Ingredients
Peruvian-style Grilled Chicken with Inca Salad:
- 2.2 lb (1 kg) boneless, skinless chicken thighs
- 1/4 tsp (1.25 mL) cayenne pepper, ground
- 3 tbsp (45 mL) low-sodium soy sauce
- 1/4 cup (60 mL) lime juice
- 5 cloves garlic, minced
- 2 tsp (10 mL) cumin, ground
- 1 tsp (5 mL) paprika, ground
Inca Salad:
- 1 cup (250 mL) quinoa
- 1 jalapeño pepper, seeded, chopped
- 1 tomato(es), medium, chopped
- 1 English cucumber, small, chopped
- 1/4 cup (60 mL) mint, fresh, minced
- 1/4 cup (60 mL) lime juice
- 2 tbsp (30 mL) olive oil
- 1/2 tsp (2.5 mL) black pepper, freshly ground
Instructions
- Peruvian-style Grilled Chicken with Inca Salad
- 1 Whisk marinade together in medium size bowl by combining cayenne pepper, soy sauce, lime juice, garlic, cumin and paprika.

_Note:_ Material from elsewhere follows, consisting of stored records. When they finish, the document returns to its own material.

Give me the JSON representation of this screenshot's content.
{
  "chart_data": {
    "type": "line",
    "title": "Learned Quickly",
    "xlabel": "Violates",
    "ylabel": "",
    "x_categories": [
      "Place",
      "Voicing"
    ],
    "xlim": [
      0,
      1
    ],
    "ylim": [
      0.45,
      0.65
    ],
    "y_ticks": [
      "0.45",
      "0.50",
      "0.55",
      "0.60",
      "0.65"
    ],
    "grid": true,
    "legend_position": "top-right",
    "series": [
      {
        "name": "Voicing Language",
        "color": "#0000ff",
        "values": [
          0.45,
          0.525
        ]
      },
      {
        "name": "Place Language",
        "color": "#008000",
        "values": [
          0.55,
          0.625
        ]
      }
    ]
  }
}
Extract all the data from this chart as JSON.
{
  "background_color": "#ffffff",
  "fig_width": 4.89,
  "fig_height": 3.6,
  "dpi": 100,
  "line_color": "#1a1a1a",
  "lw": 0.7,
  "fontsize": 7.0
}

- 2 Place chicken thighs in glass bowl or resealable plastic bag and pour marinade over. On outside of bag, massage marinade into the chicken. Marinate in the refrigerator for at least 3 hours or preferably overnight.
- 3 Preheat grill to medium-high.
- 4 Grill over medium heat turning once, until fully cooked and browned – about 20 minutes or until chicken reaches an internal temperature of 165°F (74°C). If you can't grill it, broil it under a broiler heated to medium-high and watch carefully to make sure it doesn't burn. Flip it over half way through cooking.
- Inca Salad
- 1 Cook quinoa according to package directions in unsalted water.
- 2 Toss with the minced jalapeno pepper, tomato, cucumber, fresh mint, olive oil, lime and pepper.